Cet épisode a été écrit par Elodie Kox, doctorante en psychologie cognitive à l’Université de Gand, ancienne avocate en droit de la propriété intellectuelle, et vous est conté par Inès Mentec.

An empty prison hallway
Photo de Matthew Ansley sur Unsplash

Imaginez que vous vous rendez en prison. Après avoir laissé votre téléphone et votre carte d’identité à l’entrée, vous passez le portique de sécurité. Vous avancez maintenant dans les couloirs, passez une succession de lourdes portes. Le bruit de ferraille des grilles qui se ferment se réverbère contre les murs. Des voix s’élèvent autour de vous. Et tandis que vous avancez, la sortie s’efface peu à peu derrière les successions de portes et de grilles, la prison vous avale. Ici, vous êtes coupé·e du monde extérieur. Vous ne décidez plus. Vos déplacements doivent être autorisés, ils sont surveillés. Ici, vous n’avez plus le contrôle et vous vous en remettez entièrement au personnel pénitentiaire dont vous dépendez totalement. Vous avez de la chance pourtant, vous n’êtes que visiteur ou visiteuse. 

La prison semble être une réalité lointaine, un monde à part souvent perçu comme ne concernant que celles et ceux qu’on y enferme. Mais derrière ses murs se cachent des réalités complexes et humaines qui influencent la société dans son ensemble, et donc vous et moi, car les délinquant·es sont condamné·es par la société en notre nom à toutes et tous. Mais dans le fond, c’est quoi la prison ? Quelles sont ses finalités ? Quels sont ses effets psychologiques ? Impacte-t-elle le cerveau ? Et pourquoi devrions-nous nous y intéresser ? La prison est loin d’être une boîte noire, une simple case sur un plateau de jeu. Nous verrons qu’y séjourner a des conséquences bien concrètes sur les personnes qui y sont enfermées mais également sur la société dans son ensemble.

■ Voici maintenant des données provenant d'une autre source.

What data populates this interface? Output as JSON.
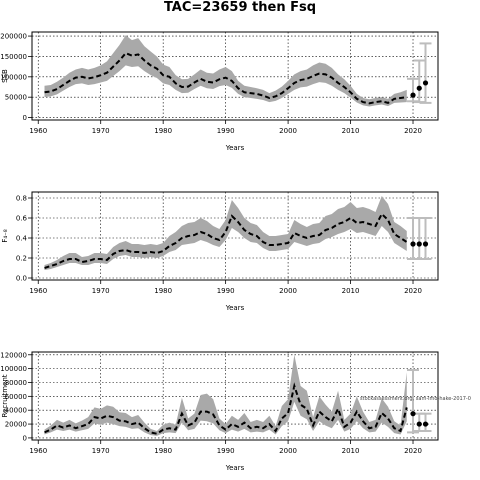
{
  "title": "TAC=23659 then Fsq",
  "watermark": "stockassessment.org, sam-lmo-hake-2017-0",
  "chart_data": [
    {
      "type": "line",
      "ylabel": "SSB",
      "xlabel": "Years",
      "xlim": [
        1959,
        2024
      ],
      "ylim": [
        -6000,
        210000
      ],
      "xticks": [
        1960,
        1970,
        1980,
        1990,
        2000,
        2010,
        2020
      ],
      "yticks": [
        0,
        50000,
        100000,
        150000,
        200000
      ],
      "ytick_labels": [
        "0",
        "50000",
        "100000",
        "150000",
        "200000"
      ],
      "grid": true,
      "years": [
        1961,
        1962,
        1963,
        1964,
        1965,
        1966,
        1967,
        1968,
        1969,
        1970,
        1971,
        1972,
        1973,
        1974,
        1975,
        1976,
        1977,
        1978,
        1979,
        1980,
        1981,
        1982,
        1983,
        1984,
        1985,
        1986,
        1987,
        1988,
        1989,
        1990,
        1991,
        1992,
        1993,
        1994,
        1995,
        1996,
        1997,
        1998,
        1999,
        2000,
        2001,
        2002,
        2003,
        2004,
        2005,
        2006,
        2007,
        2008,
        2009,
        2010,
        2011,
        2012,
        2013,
        2014,
        2015,
        2016,
        2017,
        2018,
        2019
      ],
      "estimate": [
        62000,
        64000,
        70000,
        80000,
        90000,
        98000,
        100000,
        96000,
        99000,
        104000,
        110000,
        125000,
        140000,
        158000,
        152000,
        155000,
        140000,
        128000,
        120000,
        104000,
        100000,
        84000,
        75000,
        76000,
        86000,
        95000,
        88000,
        86000,
        94000,
        98000,
        90000,
        72000,
        62000,
        60000,
        58000,
        54000,
        48000,
        52000,
        60000,
        72000,
        85000,
        92000,
        95000,
        102000,
        108000,
        106000,
        98000,
        85000,
        75000,
        62000,
        46000,
        38000,
        35000,
        38000,
        40000,
        36000,
        46000,
        48000,
        50000
      ],
      "lower": [
        50000,
        52000,
        57000,
        66000,
        75000,
        82000,
        84000,
        80000,
        82000,
        86000,
        90000,
        102000,
        114000,
        128000,
        124000,
        126000,
        114000,
        104000,
        97000,
        84000,
        80000,
        68000,
        60000,
        61000,
        70000,
        78000,
        72000,
        70000,
        77000,
        80000,
        73000,
        58000,
        50000,
        48000,
        46000,
        43000,
        38000,
        41000,
        48000,
        58000,
        68000,
        74000,
        76000,
        82000,
        87000,
        85000,
        78000,
        68000,
        60000,
        49000,
        37000,
        30000,
        27000,
        30000,
        32000,
        28000,
        36000,
        37000,
        38000
      ],
      "upper": [
        78000,
        80000,
        88000,
        98000,
        110000,
        118000,
        122000,
        118000,
        122000,
        128000,
        138000,
        158000,
        178000,
        202000,
        190000,
        195000,
        175000,
        162000,
        150000,
        130000,
        124000,
        104000,
        94000,
        95000,
        106000,
        118000,
        110000,
        108000,
        118000,
        124000,
        114000,
        90000,
        78000,
        75000,
        72000,
        68000,
        60000,
        66000,
        76000,
        90000,
        106000,
        114000,
        118000,
        128000,
        135000,
        132000,
        122000,
        106000,
        94000,
        78000,
        58000,
        48000,
        45000,
        48000,
        50000,
        46000,
        58000,
        62000,
        68000
      ],
      "forecast": {
        "years": [
          2020,
          2021,
          2022
        ],
        "values": [
          55000,
          72000,
          85000
        ],
        "lower": [
          40000,
          38000,
          36000
        ],
        "upper": [
          95000,
          140000,
          182000
        ]
      }
    },
    {
      "type": "line",
      "ylabel": "F₄₋₈",
      "xlabel": "Years",
      "xlim": [
        1959,
        2024
      ],
      "ylim": [
        -0.02,
        0.86
      ],
      "xticks": [
        1960,
        1970,
        1980,
        1990,
        2000,
        2010,
        2020
      ],
      "yticks": [
        0.0,
        0.2,
        0.4,
        0.6,
        0.8
      ],
      "ytick_labels": [
        "0.0",
        "0.2",
        "0.4",
        "0.6",
        "0.8"
      ],
      "grid": true,
      "years": [
        1961,
        1962,
        1963,
        1964,
        1965,
        1966,
        1967,
        1968,
        1969,
        1970,
        1971,
        1972,
        1973,
        1974,
        1975,
        1976,
        1977,
        1978,
        1979,
        1980,
        1981,
        1982,
        1983,
        1984,
        1985,
        1986,
        1987,
        1988,
        1989,
        1990,
        1991,
        1992,
        1993,
        1994,
        1995,
        1996,
        1997,
        1998,
        1999,
        2000,
        2001,
        2002,
        2003,
        2004,
        2005,
        2006,
        2007,
        2008,
        2009,
        2010,
        2011,
        2012,
        2013,
        2014,
        2015,
        2016,
        2017,
        2018,
        2019
      ],
      "estimate": [
        0.1,
        0.12,
        0.14,
        0.17,
        0.19,
        0.19,
        0.16,
        0.17,
        0.19,
        0.19,
        0.18,
        0.24,
        0.27,
        0.28,
        0.26,
        0.26,
        0.25,
        0.26,
        0.25,
        0.27,
        0.32,
        0.35,
        0.4,
        0.42,
        0.43,
        0.46,
        0.44,
        0.4,
        0.38,
        0.46,
        0.62,
        0.56,
        0.48,
        0.44,
        0.42,
        0.36,
        0.33,
        0.33,
        0.34,
        0.35,
        0.45,
        0.42,
        0.4,
        0.42,
        0.43,
        0.48,
        0.5,
        0.54,
        0.56,
        0.6,
        0.55,
        0.56,
        0.54,
        0.52,
        0.64,
        0.58,
        0.44,
        0.4,
        0.36
      ],
      "lower": [
        0.08,
        0.09,
        0.11,
        0.13,
        0.15,
        0.15,
        0.13,
        0.13,
        0.15,
        0.15,
        0.14,
        0.19,
        0.22,
        0.23,
        0.21,
        0.21,
        0.2,
        0.21,
        0.2,
        0.22,
        0.26,
        0.28,
        0.33,
        0.34,
        0.35,
        0.38,
        0.36,
        0.33,
        0.31,
        0.38,
        0.5,
        0.46,
        0.4,
        0.36,
        0.35,
        0.3,
        0.27,
        0.27,
        0.28,
        0.29,
        0.36,
        0.34,
        0.32,
        0.34,
        0.35,
        0.39,
        0.41,
        0.44,
        0.46,
        0.49,
        0.45,
        0.46,
        0.44,
        0.42,
        0.52,
        0.46,
        0.35,
        0.31,
        0.27
      ],
      "upper": [
        0.13,
        0.15,
        0.18,
        0.22,
        0.25,
        0.25,
        0.21,
        0.22,
        0.25,
        0.25,
        0.24,
        0.31,
        0.35,
        0.37,
        0.34,
        0.34,
        0.33,
        0.34,
        0.33,
        0.35,
        0.42,
        0.46,
        0.52,
        0.55,
        0.56,
        0.6,
        0.57,
        0.52,
        0.49,
        0.58,
        0.78,
        0.7,
        0.6,
        0.55,
        0.53,
        0.46,
        0.42,
        0.42,
        0.43,
        0.44,
        0.58,
        0.54,
        0.51,
        0.54,
        0.55,
        0.62,
        0.64,
        0.69,
        0.71,
        0.76,
        0.7,
        0.71,
        0.69,
        0.66,
        0.82,
        0.74,
        0.56,
        0.52,
        0.47
      ],
      "forecast": {
        "years": [
          2020,
          2021,
          2022
        ],
        "values": [
          0.34,
          0.34,
          0.34
        ],
        "lower": [
          0.19,
          0.19,
          0.19
        ],
        "upper": [
          0.6,
          0.6,
          0.6
        ]
      }
    },
    {
      "type": "line",
      "ylabel": "Recruitment",
      "xlabel": "Years",
      "xlim": [
        1959,
        2024
      ],
      "ylim": [
        -3000,
        124000
      ],
      "xticks": [
        1960,
        1970,
        1980,
        1990,
        2000,
        2010,
        2020
      ],
      "yticks": [
        0,
        20000,
        40000,
        60000,
        80000,
        100000,
        120000
      ],
      "ytick_labels": [
        "0",
        "20000",
        "40000",
        "60000",
        "80000",
        "100000",
        "120000"
      ],
      "grid": true,
      "years": [
        1961,
        1962,
        1963,
        1964,
        1965,
        1966,
        1967,
        1968,
        1969,
        1970,
        1971,
        1972,
        1973,
        1974,
        1975,
        1976,
        1977,
        1978,
        1979,
        1980,
        1981,
        1982,
        1983,
        1984,
        1985,
        1986,
        1987,
        1988,
        1989,
        1990,
        1991,
        1992,
        1993,
        1994,
        1995,
        1996,
        1997,
        1998,
        1999,
        2000,
        2001,
        2002,
        2003,
        2004,
        2005,
        2006,
        2007,
        2008,
        2009,
        2010,
        2011,
        2012,
        2013,
        2014,
        2015,
        2016,
        2017,
        2018,
        2019
      ],
      "estimate": [
        8000,
        12000,
        18000,
        15000,
        18000,
        14000,
        17000,
        20000,
        30000,
        28000,
        32000,
        30000,
        25000,
        24000,
        20000,
        22000,
        14000,
        8000,
        6000,
        12000,
        14000,
        12000,
        35000,
        18000,
        22000,
        38000,
        38000,
        34000,
        18000,
        12000,
        20000,
        16000,
        22000,
        14000,
        16000,
        14000,
        20000,
        10000,
        28000,
        36000,
        75000,
        48000,
        42000,
        18000,
        38000,
        30000,
        24000,
        42000,
        16000,
        22000,
        38000,
        24000,
        14000,
        16000,
        36000,
        28000,
        14000,
        10000,
        44000
      ],
      "lower": [
        5000,
        8000,
        12000,
        10000,
        12000,
        9000,
        11000,
        13000,
        21000,
        19000,
        22000,
        20000,
        17000,
        16000,
        13000,
        14000,
        8000,
        4000,
        3000,
        7000,
        8000,
        7000,
        22000,
        11000,
        13000,
        25000,
        24000,
        21000,
        11000,
        7000,
        12000,
        9000,
        13000,
        8000,
        9000,
        8000,
        12000,
        5000,
        17000,
        24000,
        52000,
        32000,
        27000,
        10000,
        24000,
        18000,
        14000,
        26000,
        9000,
        13000,
        24000,
        14000,
        8000,
        9000,
        22000,
        16000,
        7000,
        5000,
        24000
      ],
      "upper": [
        12000,
        18000,
        26000,
        22000,
        26000,
        21000,
        25000,
        30000,
        44000,
        42000,
        47000,
        45000,
        37000,
        36000,
        30000,
        33000,
        22000,
        13000,
        10000,
        19000,
        22000,
        19000,
        58000,
        28000,
        35000,
        62000,
        64000,
        56000,
        28000,
        20000,
        32000,
        26000,
        36000,
        23000,
        26000,
        23000,
        32000,
        17000,
        46000,
        56000,
        120000,
        75000,
        68000,
        30000,
        60000,
        48000,
        38000,
        68000,
        26000,
        35000,
        60000,
        38000,
        23000,
        26000,
        57000,
        45000,
        24000,
        18000,
        95000
      ],
      "forecast": {
        "years": [
          2020,
          2021,
          2022
        ],
        "values": [
          35000,
          20000,
          20000
        ],
        "lower": [
          8000,
          10000,
          10000
        ],
        "upper": [
          98000,
          35000,
          35000
        ]
      }
    }
  ]
}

Mais tout d’abord, à quoi sert la prison ? On attribue à la prison différentes fonctions dont celles de punir les auteur·ices d’infractions, de dissuader les éventuels délinquant·es de passer à l’acte et de neutraliser les individus jugés dangereux avec pour objectif général de protéger la société. Toutefois,  s’est progressivement développée l’idée que la prison devait également contribuer à la réinsertion des personnes détenues dans la société. Cet objectif se fonde sur l’idée que la prison pourrait avoir des effets bénéfiques sur les personnes détenues et les aider à se réinsérer dans la société. Or, c’est rarement le cas. En Belgique, mais la situation de notre pays n’est pas un cas isolé, près de 60 % des ancien.nes détenu·es récidivent, et ce, dans un délai très court, souvent moins de trois ans après leur libération (1). Au regard de ces chiffres, on peut interroger l’efficacité même de la prison, non seulement en tant qu’outil de sanction, mais surtout en tant que levier de réinsertion. Cette question est d’autant plus importante qu’aujourd’hui encore, en Belgique, on enferme plus de personnes qu’il n’y a de places en prison, ce qui mène à une surpopulation carcérale dramatique (2). L’État belge est régulièrement condamné en raison des conditions de détention jugées indécentes et constitutives de traitements inhumains dans plusieurs de ses prisons (3).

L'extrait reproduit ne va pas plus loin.